Il apparaît, en effet, évident que le Parti Socialiste n'aura pas dans la prochaine Assemblée nationale la majorité absolue qu'il tient depuis cinq ans. Referait-il même son score de 1981, ce qui semble exclu dans les circonstances actuelles, qu'il aurait tout de même beaucoup moins de députés. Ainsi le veut la nouvelle loi électorale qui a remplacé le scrutin majoritaire uninominal par le scrutin proportionnel départemental. Il est tout à fait improbable même que la gauche tout entière, c'est-à-dire le Parti Socialiste plus le Parti Communiste, puisse atteindre cette majorité. De toute façon, le Parti Communiste a choisi depuis juin 1984 l'opposition pour des raisons qui lui sont propres, pour réélargir d'abord sa base électorale. Et ces raisons ont toutes les chances de demeurer après mars 1986.

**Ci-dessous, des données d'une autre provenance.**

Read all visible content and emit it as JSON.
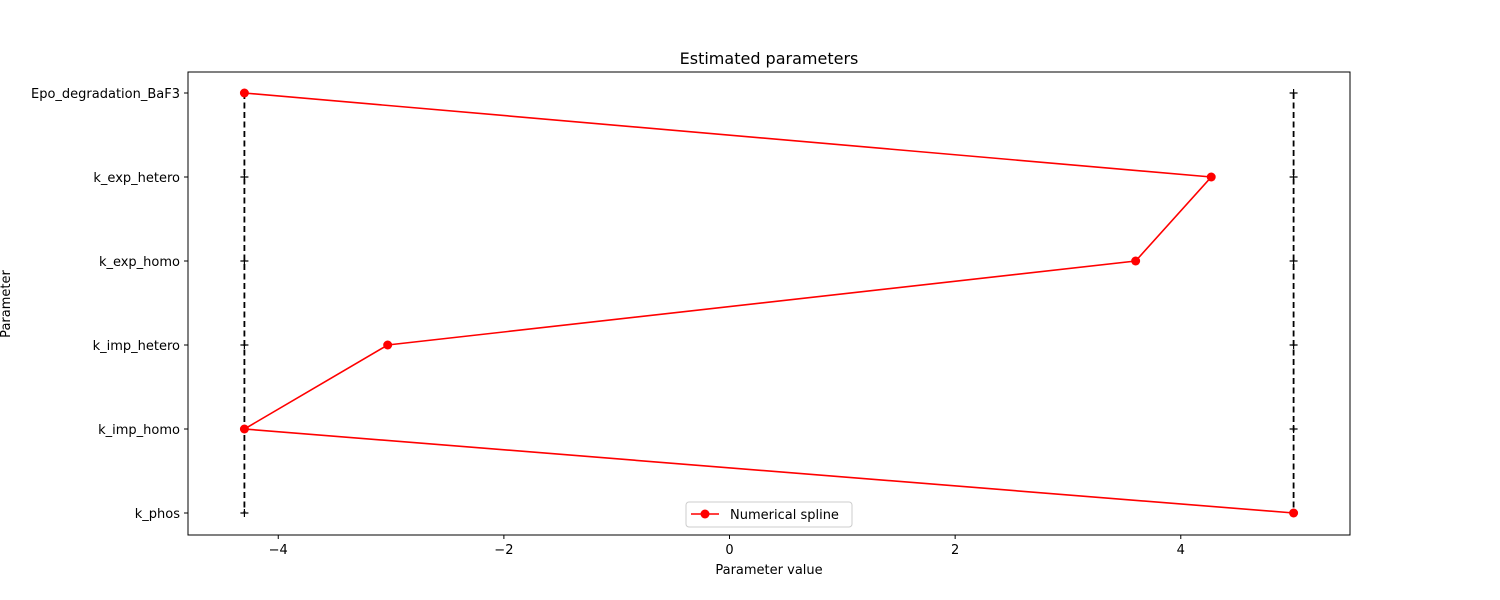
{
  "chart_data": {
    "type": "line",
    "title": "Estimated parameters",
    "xlabel": "Parameter value",
    "ylabel": "Parameter",
    "xlim": [
      -4.8,
      5.5
    ],
    "xticks": [
      {
        "value": -4,
        "label": "−4"
      },
      {
        "value": -2,
        "label": "−2"
      },
      {
        "value": 0,
        "label": "0"
      },
      {
        "value": 2,
        "label": "2"
      },
      {
        "value": 4,
        "label": "4"
      }
    ],
    "categories": [
      "Epo_degradation_BaF3",
      "k_exp_hetero",
      "k_exp_homo",
      "k_imp_hetero",
      "k_imp_homo",
      "k_phos"
    ],
    "bounds": {
      "lower": -4.3,
      "upper": 5.0,
      "style": "black dashed with + markers"
    },
    "series": [
      {
        "name": "Numerical spline",
        "color": "#ff0000",
        "marker": "circle",
        "values": [
          -4.3,
          4.27,
          3.6,
          -3.03,
          -4.3,
          5.0
        ]
      }
    ],
    "legend": {
      "position": "bottom-center",
      "entries": [
        "Numerical spline"
      ]
    },
    "grid": false
  }
}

La prochaine Assemblée nationale aura donc probablement une majorité non seulement d'opposition, mais de droite. Or la constitution actuelle, taillée sur mesure pour le De Gaulle des années soixante, même pas retouchée depuis pour convenir tout de même à des successeurs un peu plus pâlichons, donne certes un rôle essentiel au président de la République. Mais elle suppose que pour le remplir, il puisse s'appuyer sur une majorité à la Chambre, ou en tout cas qu'au sein de celle-là, aucune majorité ne s'oppose systématiquement.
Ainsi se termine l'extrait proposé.